BEBECK33 Il y a 1 mois Le 26/02/2024 à 16:53

C'est un peu tard. Ramos devrait, comme d'autres, renoncer de lui-même - et pour l'instant - à toute sélection. Il voit bien qu'il n'est plus dans le coup et doit faire une pause.

TerrePromise Il y a 1 mois Le 26/02/2024 à 21:09

Mais comment on peut être aussi nauséabond...

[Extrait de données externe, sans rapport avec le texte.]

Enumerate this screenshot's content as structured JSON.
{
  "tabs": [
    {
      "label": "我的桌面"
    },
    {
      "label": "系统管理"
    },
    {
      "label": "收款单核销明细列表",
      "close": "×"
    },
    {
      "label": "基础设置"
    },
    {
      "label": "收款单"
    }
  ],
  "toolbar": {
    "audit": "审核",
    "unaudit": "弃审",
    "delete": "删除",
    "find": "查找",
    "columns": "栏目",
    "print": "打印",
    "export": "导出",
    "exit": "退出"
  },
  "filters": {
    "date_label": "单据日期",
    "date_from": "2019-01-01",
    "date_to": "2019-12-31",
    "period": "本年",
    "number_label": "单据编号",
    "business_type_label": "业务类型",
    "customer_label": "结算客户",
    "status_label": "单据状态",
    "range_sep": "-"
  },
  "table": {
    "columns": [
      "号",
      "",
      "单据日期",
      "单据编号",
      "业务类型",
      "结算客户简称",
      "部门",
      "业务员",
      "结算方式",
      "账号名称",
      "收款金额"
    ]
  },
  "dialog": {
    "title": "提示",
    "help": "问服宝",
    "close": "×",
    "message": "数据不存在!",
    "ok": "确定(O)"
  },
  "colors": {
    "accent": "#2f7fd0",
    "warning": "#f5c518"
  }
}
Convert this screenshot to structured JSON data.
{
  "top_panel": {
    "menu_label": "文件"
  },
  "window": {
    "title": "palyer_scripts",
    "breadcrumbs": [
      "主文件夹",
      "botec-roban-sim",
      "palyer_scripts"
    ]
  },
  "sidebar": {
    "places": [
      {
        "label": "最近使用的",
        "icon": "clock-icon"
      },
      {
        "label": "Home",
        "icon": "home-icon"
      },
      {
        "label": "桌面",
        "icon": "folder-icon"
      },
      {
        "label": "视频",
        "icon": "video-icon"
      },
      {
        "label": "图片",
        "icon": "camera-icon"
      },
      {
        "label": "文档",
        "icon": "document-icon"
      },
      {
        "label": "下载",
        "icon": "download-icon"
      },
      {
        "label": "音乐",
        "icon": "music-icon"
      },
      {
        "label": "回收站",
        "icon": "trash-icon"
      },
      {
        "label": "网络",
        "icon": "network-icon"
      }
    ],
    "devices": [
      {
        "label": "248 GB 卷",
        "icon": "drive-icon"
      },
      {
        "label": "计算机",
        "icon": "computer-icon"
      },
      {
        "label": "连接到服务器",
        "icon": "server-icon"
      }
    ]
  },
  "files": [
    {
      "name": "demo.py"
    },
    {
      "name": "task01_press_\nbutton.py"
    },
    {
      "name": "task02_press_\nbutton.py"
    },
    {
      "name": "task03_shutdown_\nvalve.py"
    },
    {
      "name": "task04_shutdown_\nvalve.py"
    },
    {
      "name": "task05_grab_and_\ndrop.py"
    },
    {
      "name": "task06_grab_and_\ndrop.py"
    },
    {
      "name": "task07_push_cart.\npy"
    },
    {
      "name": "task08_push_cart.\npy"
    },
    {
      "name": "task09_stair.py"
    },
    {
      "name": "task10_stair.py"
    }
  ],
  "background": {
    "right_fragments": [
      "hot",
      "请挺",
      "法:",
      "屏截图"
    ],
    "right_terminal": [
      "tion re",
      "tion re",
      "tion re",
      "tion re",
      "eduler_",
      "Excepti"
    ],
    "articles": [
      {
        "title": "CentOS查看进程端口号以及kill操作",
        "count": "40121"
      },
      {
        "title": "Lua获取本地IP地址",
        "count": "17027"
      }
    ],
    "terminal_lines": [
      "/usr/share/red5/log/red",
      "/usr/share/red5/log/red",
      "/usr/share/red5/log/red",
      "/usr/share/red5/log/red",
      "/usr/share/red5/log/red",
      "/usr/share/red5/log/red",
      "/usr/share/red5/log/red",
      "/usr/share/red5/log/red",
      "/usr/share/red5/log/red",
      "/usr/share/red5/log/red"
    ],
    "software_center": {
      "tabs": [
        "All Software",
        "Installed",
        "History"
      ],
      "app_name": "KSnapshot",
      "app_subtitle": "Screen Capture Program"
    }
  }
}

Djive-ST Il y a 1 mois Le 26/02/2024 à 23:48

Effectivement l'EDF n'a plus d'enjeu alors laissons Ramos se consacrer au Top 14, au Champion Cup et à sa formation d'entraîneur ! 2024 c'est foutu pour l'EDF alors tournons nous sur le ST

Tichaut78 Il y a 1 mois Le 26/02/2024 à 16:40

Ramos est un excellent joueur, combatif et... honnête (pas de langue de bois, contrairement aux éléments de langages imposés par une communication hors-sol). Lorsqu'il a remplacé Jalibert, on a vu un patron sur le terrain. Mais sur le thème "on ne doit pas envoyer le message d'une équipe faible", c'est hélas un peu tard. Le message est désormais passé. C'est le moment de changer et de faire entrer des nouveaux pour que cette équipe, marquée au fer rouge, se sorte par le haut de cette ornière.